Blog / Produced by The High Calling
Marty Hadding Clear Conscience Community Linkup

As an HR director, Jen Sandbulte had tough situations in which prayer made the difference. In this community post from our Clear Conscience series, she says, "As Christian leaders, we must understand that grace is addressing what happened, and loving the person in spite of it."

The policy was clear, and the documentation was in hand. In the human resources world, this was an easy decision. However, as a Christian, it wasn’t that cut-and-dry. You see, firing someone is a big deal. It impacts more than just the workplace and that individual. How would it affect the person's family, employee morale, etc? More importantly, what would Jesus do?

I can’t tell you how many times someone has said to me, "Just give me one more chance. How can you do this to me?"

In my years as a human resources professional, I’ve had to lead several very sensitive conversations. As I’ve coached and mentored other individuals in the field, one thing I’ve taught them is to listen to the Holy Spirit. It’s easy to get so caught up in the details and the day-to-day tasks at work that we forget to pray. We think we have the “right” answers, and we forget to pause and ask God for his opinion, words, and guidance.

I recall some particularly hard situations, when, if I’m honest, I was angry. Why would “they” do that to “us”? And then I would pray. I’d close my office door, and take a couple of minutes. I’d ask God to help me to love like he loves, to help me to see this person and situation as he saw them. Spending a bit of time in prayer before those meetings significantly changed how I approached things. That doesn’t mean that people didn’t lose their jobs. But, with Jesus' help, I was able to see the situation a bit differently than I would have with my mere human eyes. I was able to love through hard circumstances time and time again, simply because I asked.

God is a God of Details

Over time, I realized that God is a God of details and accountability. Grace does not mean that there aren’t consequences. In fact, many times it is just the opposite. At the very beginning of the Bible in Genesis, we see God enacting accountability for a person's actions. If God would have said to Eve, "It’s ok if you ate that fruit," the Bible (and our lives) would look completely different. Instead, God loved Adam and Eve, even though they sinned and made bad choices. He loved them, but there were still consequences. It’s foundational to our beliefs as Christians.

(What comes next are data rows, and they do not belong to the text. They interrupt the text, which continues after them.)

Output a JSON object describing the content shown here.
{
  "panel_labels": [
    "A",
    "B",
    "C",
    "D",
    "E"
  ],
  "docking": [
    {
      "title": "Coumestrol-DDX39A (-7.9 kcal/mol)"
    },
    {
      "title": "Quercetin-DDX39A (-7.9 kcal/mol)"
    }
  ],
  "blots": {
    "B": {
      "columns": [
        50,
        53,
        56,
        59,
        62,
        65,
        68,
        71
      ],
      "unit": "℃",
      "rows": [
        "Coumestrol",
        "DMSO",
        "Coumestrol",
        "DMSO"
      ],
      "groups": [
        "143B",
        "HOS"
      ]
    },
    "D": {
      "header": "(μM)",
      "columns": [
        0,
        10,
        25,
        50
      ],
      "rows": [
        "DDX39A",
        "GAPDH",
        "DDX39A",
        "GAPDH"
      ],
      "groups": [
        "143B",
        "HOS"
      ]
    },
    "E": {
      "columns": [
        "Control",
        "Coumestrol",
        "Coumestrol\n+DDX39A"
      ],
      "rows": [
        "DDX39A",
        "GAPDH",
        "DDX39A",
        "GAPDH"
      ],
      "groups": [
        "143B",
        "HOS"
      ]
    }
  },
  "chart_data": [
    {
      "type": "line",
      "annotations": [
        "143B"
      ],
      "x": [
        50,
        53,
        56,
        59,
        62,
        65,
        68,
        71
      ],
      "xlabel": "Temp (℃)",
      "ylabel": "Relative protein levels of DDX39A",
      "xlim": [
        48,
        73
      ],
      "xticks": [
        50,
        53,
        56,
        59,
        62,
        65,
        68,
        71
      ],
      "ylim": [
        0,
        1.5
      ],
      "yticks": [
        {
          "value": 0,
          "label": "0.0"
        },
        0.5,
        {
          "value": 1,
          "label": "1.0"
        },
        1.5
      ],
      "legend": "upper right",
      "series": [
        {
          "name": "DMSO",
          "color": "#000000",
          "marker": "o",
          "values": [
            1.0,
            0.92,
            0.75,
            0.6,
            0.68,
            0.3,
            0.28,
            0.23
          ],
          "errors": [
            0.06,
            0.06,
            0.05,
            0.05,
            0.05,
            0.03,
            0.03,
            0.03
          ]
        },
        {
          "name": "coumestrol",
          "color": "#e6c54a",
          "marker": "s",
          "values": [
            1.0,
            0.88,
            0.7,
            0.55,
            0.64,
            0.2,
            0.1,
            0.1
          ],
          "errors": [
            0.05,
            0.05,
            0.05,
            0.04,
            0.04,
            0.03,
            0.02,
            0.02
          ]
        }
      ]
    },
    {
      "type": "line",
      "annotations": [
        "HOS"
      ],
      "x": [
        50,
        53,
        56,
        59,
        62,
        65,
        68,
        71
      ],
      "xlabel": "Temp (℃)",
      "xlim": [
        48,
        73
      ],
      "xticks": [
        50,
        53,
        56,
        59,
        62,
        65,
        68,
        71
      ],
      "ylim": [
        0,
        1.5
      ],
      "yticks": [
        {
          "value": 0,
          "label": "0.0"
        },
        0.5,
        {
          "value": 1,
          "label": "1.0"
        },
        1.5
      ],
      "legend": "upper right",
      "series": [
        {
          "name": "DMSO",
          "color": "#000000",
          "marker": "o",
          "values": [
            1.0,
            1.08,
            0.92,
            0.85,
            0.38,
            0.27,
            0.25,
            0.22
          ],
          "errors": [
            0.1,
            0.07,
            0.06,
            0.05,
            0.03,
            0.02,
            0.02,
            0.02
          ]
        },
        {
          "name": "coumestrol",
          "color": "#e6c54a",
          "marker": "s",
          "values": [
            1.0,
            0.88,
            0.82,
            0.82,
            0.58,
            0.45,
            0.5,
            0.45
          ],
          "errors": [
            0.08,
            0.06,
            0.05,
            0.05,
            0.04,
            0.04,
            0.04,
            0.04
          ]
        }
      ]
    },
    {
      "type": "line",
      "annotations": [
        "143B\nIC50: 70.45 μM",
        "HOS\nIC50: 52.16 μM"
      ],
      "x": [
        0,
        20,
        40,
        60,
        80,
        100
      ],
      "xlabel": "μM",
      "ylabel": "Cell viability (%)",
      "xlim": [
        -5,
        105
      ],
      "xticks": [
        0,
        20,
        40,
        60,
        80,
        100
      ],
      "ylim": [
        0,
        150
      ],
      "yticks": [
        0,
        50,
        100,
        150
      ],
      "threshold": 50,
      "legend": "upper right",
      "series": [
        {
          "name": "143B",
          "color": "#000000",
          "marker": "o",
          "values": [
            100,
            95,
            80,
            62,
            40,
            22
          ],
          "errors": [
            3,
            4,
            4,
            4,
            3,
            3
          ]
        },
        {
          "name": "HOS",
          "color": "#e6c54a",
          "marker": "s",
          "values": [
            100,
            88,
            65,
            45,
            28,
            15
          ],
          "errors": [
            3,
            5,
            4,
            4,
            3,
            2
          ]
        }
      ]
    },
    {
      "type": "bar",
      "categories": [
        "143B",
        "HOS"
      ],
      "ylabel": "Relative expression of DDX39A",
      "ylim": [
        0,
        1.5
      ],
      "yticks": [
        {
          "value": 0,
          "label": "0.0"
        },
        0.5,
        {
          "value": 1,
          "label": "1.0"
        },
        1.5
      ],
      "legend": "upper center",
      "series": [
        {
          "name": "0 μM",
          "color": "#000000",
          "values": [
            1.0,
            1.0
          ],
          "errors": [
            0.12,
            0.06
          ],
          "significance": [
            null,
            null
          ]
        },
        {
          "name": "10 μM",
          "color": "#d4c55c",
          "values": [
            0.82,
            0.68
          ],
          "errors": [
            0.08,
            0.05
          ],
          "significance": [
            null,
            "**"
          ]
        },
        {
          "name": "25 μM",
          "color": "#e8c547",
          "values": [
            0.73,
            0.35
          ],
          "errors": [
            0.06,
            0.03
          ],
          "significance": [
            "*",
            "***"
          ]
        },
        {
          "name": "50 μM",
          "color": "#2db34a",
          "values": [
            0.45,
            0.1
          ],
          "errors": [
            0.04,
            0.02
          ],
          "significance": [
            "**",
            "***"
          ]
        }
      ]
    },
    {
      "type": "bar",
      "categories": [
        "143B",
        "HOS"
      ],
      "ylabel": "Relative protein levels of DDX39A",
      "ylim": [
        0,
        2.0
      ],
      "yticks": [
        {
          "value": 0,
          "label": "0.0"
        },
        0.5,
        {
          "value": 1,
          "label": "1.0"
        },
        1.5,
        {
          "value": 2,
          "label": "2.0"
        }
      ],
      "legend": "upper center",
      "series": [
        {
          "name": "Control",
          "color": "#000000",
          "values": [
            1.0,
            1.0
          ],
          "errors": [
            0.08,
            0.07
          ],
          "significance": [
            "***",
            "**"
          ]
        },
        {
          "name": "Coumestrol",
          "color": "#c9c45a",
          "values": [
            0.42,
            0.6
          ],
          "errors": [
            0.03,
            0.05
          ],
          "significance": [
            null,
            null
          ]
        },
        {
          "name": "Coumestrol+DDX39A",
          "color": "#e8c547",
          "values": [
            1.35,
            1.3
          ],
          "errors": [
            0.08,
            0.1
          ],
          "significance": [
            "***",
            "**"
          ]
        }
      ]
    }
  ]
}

As Christian leaders, we need more love and grace. However, we also need to understand that grace is not pretending something didn’t happen. Grace is addressing what happened and loving the person in spite of it. If we don’t address the hard things, do we truly love that person and want what's best for them?

When someone is sitting across from you with tears brimming, you need a clear conscience. When they say things like “How could you do this to me?” you need to know that you have prayed and are loving like God would love. When you know that, your heart changes. In the hard parts of our everyday life, we need the confidence that comes with following the Holy Spirit.